American Art at the Turn of the 20th Century: Impressionism, Ashcan and the Gilded Age
Now on view at the Pennsylvania Academy of the Fine Arts (PAFA) are paintings and sculptures from the permanent collection relating to American Impressionism, the Ashcan School and the Gilded Age created between the mid-1880s and ca. 1920.
American art changed radically in the forty year span between 1880 and 1920 – change that mirrored the dramatic shifts in American society in the same period. Increased industrialization and a massive influx of immigrant labor combined to create great wealth for the individuals who commissioned artists like Cecilia Beaux to capture their likenesses in elegant life size “Grand Manner” portraits. This extreme growth in wealth during the era earned it the ironic title of the Gilded Age, embodied in the society portraits in this gallery, while also ushering in a period of staggering income inequality.

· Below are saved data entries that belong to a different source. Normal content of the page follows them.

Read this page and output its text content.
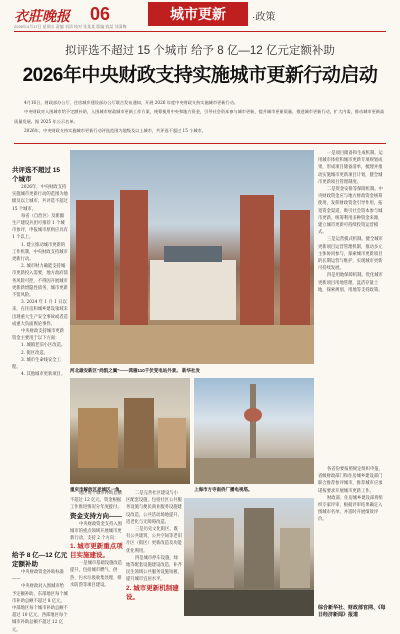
衣莊晚报 06
2026年4月17日 星期五 责编 刘清 校对 张某某 版编 钱某 刘清梅
城市更新	·政策
拟评选不超过 15 个城市 给予 8 亿—12 亿元定额补助
2026年中央财政支持实施城市更新行动启动

4月16日，财政部办公厅、住房城乡建设部办公厅联合发布通知，开展 2026 年度中央财政支持实施城市更新行动。

中央财政对入围城市给予定额补助，入围城市财政城市更新工作方案，统筹使用中央和地方资金，引导社会资本参与城市更新，提升城市更新质量，推进城市更新行动，扩大内需，推动城市更新高质量发展。据 2025 年公示名单。

2026年，中央财政支持实施城市更新行动评选范围为地级及以上城市，共评选不超过 15 个城市。

共评选不超过 15 个城市

2026年，中央财政支持实施城市更新行动的范围为地级及以上城市，共评选不超过 15 个城市。

每省（自治区）及新疆生产建设兵团可推荐 1 个城市参评，申报城市原则应具有 1 个以上。

1. 建立推动城市更新的工作机制，中央财政支持城市更新行动。

2. 城市财力确能支持城市更新投入需要，地方政府债务风险可控，不得因开展城市更新新增隐性债务，城市更新不留风险。

3. 2024 年 1 月 1 日以来，在住房和城乡建设领域未出现重大生产安全事故或者造成重大负面舆论事件。

中央财政支持城市更新资金主要用于以下方面：

1. 城镇老旧小区改造。

2. 街区改造。

3. 城市生命线安全工程。

4. 其他城市更新项目。

给予 8 亿—12 亿元定额补助

中央财政资金补助标准——

中央财政对入围城市给予定额补助，东部地区每个城市补助总额不超过 8 亿元，中部地区每个城市补助总额不超过 10 亿元，西部地区每个城市补助总额不超过 12 亿元。

河北雄安新区“尚凯之翼”——鸿雁110千伏变电站外景。 新华社发
重庆市解放区老城区一角。	上海市方寺南侨厂播电视塔。

地区每个城市补助总额不超过 12 亿元。资金根据工作推进情况分年度拨付。

资金支持方向——

中央财政资金支持入围城市的重点领域开展城市更新行动，支持 2 个方向：

1. 城市更新重点项目实施建设。

一是城市基础设施改造提升，包括城市燃气、供热、污水垃圾收集处理、排水防涝等项目建设。

二是完善社区建设与小区配套设施，包括社区公共服务设施与便民商业服务设施建设改造，公共活动场地提升，适老化与无障碍改造。

三是历史文化街区、既有公共建筑、公共空间等老旧片区（街区）更新改造及功能优化利用。

四是城市停车设施、绿地等配套设施建设改造，补齐民生领域公共服务设施短板，提升城市宜居水平。

2. 城市更新机制建设。

一是项目储备和生成机制。运用城市体检和城市更新专项规划成果，形成项目储备清单，梳理并推动实施城市更新项目计划，健全城市更新项目管理制度。

二是资金安排等保障机制。中央财政资金应与地方财政资金统筹使用，发挥财政资金引导作用，拓宽资金渠道，吸引社会资本参与城市更新，统筹利用多种资金来源，建立城市更新可持续投资运营模式。

三是运营模式机制。健全城市更新项目运营管理机制，推动多元主体协同参与，探索城市更新项目的长期运营与维护，实现城市更新可持续发展。

四是用地保障机制。优化城市更新项目用地管理，盘活存量土地，探索规划、用地等支持政策。

各省份要按照规定组织申报，省级财政部门和住房城乡建设部门联合推荐参评城市，推荐城市应承诺按要求开展城市更新工作。

财政部、住房城乡建设部将组织专家评审，根据评审结果确定入围城市名单，并适时开展绩效评价。

综合新华社、财政部官网、《每日经济新闻》报道
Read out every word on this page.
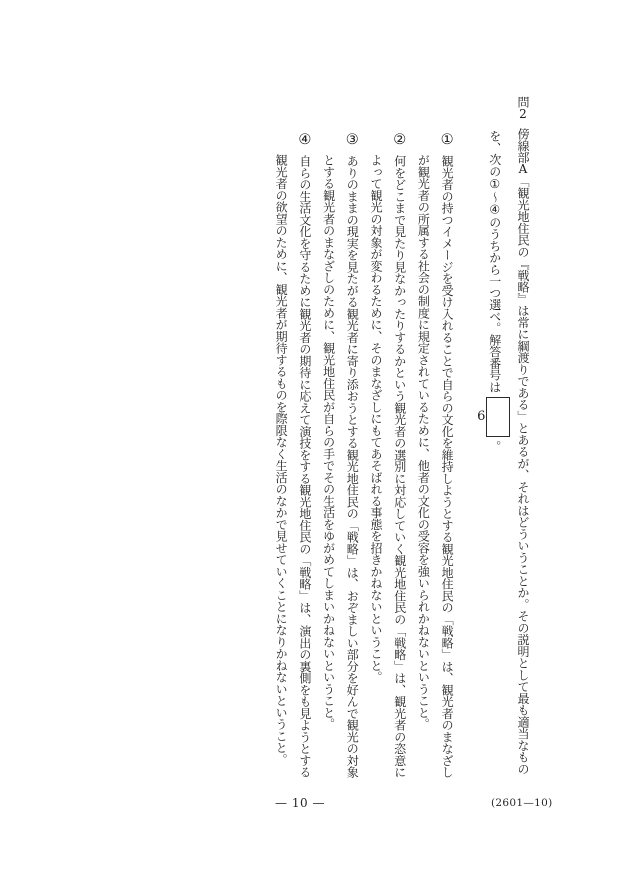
問2傍線部A「観光地住民の『戦略』は常に綱渡りである」とあるが、それはどういうことか。その説明として最も適当なものを、次の①～④のうちから一つ選べ。解答番号は6。
①観光者の持つイメージを受け入れることで自らの文化を維持しようとする観光地住民の「戦略」は、観光者のまなざしが観光者の所属する社会の制度に規定されているために、他者の文化の受容を強いられかねないということ。
②何をどこまで見たり見なかったりするかという観光者の選別に対応していく観光地住民の「戦略」は、観光者の恣意によって観光の対象が変わるために、そのまなざしにもてあそばれる事態を招きかねないということ。
③ありのままの現実を見たがる観光者に寄り添おうとする観光地住民の「戦略」は、おぞましい部分を好んで観光の対象とする観光者のまなざしのために、観光地住民が自らの手でその生活をゆがめてしまいかねないということ。
④自らの生活文化を守るために観光者の期待に応えて演技をする観光地住民の「戦略」は、演出の裏側をも見ようとする観光者の欲望のために、観光者が期待するものを際限なく生活のなかで見せていくことになりかねないということ。
— 10 —	(2601—10)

In the art world, the introduction of French Impressionism to American artists in 1886 changed the way artists captured the world on canvas. Rather than aiming to recreate illusionistic spaces in the studio like the artists of previous generations, American impressionists sought to create “impressions” of life, painting with un-modulated colors and sketchy brush strokes. Painters in the Ash Can School responded to the changing times in a very different way, creating works of gritty urban realism that captured over-crowded cities, rapid industrialization and burgeoning immigrant cultures.